Die Antragsgegner sind Eigentümer der in der Wohnanlage gelegenen Wohnung Nr. 28 mit einer Fläche von 121,40 qm und Miteigentümer zu 180/10000. Sie haben die Wohnung vom Voreigentümer - dem Streithelfer - mit notariellem Kaufvertrag vom 30.08.1999 gekauft. Am 15.10.1999 wurden sie als Eigentümer im Grundbuch eingetragen.
In der Wohnungseigentümerversammlung vom 26.07.1999 wurde unter TOP 5 zur Finanzierung einer anstehenden Betonsanierungsmaßnahme eine nach Miteigentumsanteilen auf die Wohnungseigentümer umzulegende und zum 30.09.2000 fällige Sonderumlage von 2,4 Mio. DM beschlossen. Der auf die Wohnung der Antragsgegner entfallende Anteil beläuft sich danach auf 43.200,00 DM = 20.087,81 EUR.
Nach erfolgloser Zahlungsaufforderung mit Schreiben vom 19.07.2000 hat die Antragstellerin als Verwalterin der Wohnanlage im eigenen Namen beim Amtsgericht L. von den Antragsgegnern Zahlung des auf ihre Wohnung entfallenden Anteils der Sonderumlage verlangt. Die Antragsgegner sind dem mit der Begründung entgegengetreten, sie seien bei der Fassung des Beschlusses vom 26.07.1999 noch nicht Wohnungseigentümer gewesen. Bei Abschluss des notariellen Kaufvertrags vom 30.08.1999 seien sie über den Umlagebeschluss nicht aufgeklärt worden.
Mit Beschluss vom 24.01.2003 (AS 247/253) hat das Amtsgericht die Antragsgegner als Gesamtschuldner verpflichtet, an die Antragstellerin 22.087,81 EUR nebst Zinsen zu bezahlen.
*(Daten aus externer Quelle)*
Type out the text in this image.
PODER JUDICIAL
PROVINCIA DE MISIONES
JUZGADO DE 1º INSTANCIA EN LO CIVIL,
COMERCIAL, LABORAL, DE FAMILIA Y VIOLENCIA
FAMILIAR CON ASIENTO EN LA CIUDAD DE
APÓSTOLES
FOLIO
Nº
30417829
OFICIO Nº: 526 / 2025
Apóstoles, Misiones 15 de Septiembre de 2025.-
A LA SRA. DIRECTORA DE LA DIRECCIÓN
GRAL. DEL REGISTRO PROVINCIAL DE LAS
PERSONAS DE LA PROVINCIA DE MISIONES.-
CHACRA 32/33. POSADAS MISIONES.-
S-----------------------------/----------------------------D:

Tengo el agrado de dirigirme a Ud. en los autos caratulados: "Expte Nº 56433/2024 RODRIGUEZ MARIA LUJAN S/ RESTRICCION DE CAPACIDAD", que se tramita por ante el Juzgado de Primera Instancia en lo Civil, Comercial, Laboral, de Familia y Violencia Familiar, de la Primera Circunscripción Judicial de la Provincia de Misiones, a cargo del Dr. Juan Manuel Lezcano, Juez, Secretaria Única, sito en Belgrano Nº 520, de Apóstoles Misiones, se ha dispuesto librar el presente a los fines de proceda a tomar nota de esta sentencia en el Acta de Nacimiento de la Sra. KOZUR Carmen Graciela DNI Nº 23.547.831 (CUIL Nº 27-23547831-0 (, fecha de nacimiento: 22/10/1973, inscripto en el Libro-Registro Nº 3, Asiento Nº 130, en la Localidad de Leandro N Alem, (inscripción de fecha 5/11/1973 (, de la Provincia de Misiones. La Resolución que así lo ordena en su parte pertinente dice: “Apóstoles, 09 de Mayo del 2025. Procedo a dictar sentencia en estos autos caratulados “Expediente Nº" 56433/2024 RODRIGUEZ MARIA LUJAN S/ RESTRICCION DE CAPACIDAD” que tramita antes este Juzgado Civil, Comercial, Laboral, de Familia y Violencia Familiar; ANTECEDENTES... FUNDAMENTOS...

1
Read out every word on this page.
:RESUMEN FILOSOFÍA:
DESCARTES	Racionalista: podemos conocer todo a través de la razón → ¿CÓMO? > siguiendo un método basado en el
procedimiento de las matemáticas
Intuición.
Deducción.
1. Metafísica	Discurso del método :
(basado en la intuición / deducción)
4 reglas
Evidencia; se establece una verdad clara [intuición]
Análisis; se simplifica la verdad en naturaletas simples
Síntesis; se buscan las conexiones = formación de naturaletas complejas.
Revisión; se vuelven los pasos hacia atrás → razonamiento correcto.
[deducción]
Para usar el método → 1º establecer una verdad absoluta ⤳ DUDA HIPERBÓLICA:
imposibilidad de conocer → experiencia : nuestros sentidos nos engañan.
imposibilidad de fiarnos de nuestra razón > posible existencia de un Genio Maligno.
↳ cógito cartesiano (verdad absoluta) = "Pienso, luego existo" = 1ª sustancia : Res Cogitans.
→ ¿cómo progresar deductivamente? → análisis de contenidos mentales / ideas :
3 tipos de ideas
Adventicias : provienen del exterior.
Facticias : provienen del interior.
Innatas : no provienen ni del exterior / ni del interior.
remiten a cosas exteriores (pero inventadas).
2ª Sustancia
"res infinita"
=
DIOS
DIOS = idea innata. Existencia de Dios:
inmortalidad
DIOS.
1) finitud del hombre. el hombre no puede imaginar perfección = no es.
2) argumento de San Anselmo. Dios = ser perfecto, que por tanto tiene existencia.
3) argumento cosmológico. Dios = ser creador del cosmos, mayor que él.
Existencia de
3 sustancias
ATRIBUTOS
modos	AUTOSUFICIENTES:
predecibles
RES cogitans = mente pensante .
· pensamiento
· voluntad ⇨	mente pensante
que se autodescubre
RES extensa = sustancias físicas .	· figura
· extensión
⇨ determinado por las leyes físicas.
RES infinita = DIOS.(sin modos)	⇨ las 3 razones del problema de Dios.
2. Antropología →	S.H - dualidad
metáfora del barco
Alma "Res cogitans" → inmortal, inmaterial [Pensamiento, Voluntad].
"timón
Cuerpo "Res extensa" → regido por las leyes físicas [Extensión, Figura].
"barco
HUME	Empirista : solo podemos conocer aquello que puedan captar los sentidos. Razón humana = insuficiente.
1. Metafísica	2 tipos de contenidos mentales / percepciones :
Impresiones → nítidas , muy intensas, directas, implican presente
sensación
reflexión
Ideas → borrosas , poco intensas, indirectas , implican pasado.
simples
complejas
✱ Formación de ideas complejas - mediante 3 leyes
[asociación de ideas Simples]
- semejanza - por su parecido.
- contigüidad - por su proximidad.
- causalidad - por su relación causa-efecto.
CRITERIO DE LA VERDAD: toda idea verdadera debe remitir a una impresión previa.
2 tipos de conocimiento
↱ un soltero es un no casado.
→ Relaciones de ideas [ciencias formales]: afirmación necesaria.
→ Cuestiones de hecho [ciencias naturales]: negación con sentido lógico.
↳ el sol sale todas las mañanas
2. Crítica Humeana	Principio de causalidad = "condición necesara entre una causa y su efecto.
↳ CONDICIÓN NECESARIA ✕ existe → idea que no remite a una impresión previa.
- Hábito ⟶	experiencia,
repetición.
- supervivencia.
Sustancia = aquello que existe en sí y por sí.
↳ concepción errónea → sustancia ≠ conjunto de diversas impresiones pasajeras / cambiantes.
Die sofortige Beschwerde der Antragsgegner blieb erfolglos (Beschluss des Landgerichts Offenburg vom 08.08.2003.
Gegen die ihnen am 14.08.2003 zugestellte Entscheidung des Landgerichts haben die Antragsteller durch am 28.08.2003 beim Amtsgericht eingegangenen Anwaltschriftsatz vom selben Tag (AS 329) sofortige weitere Beschwerde eingelegt, mit der sie ihre früheren auf Zurückweisung des Zahlungsantrags gerichteten Anträge weiterverfolgen.
II. Das gemäß § 45 Abs. 1 WEG statthafte und auch sonst zulässige (§§ 22 Abs. 1, 29 FGG) Rechtsmittel hat in der Sache keinen Erfolg. Die Entscheidung beruht nicht auf einer Verletzung gesetzlicher Vorschriften (§ 27 Abs. 1 FGG i.V.m. §§ 546, 547 ZPO).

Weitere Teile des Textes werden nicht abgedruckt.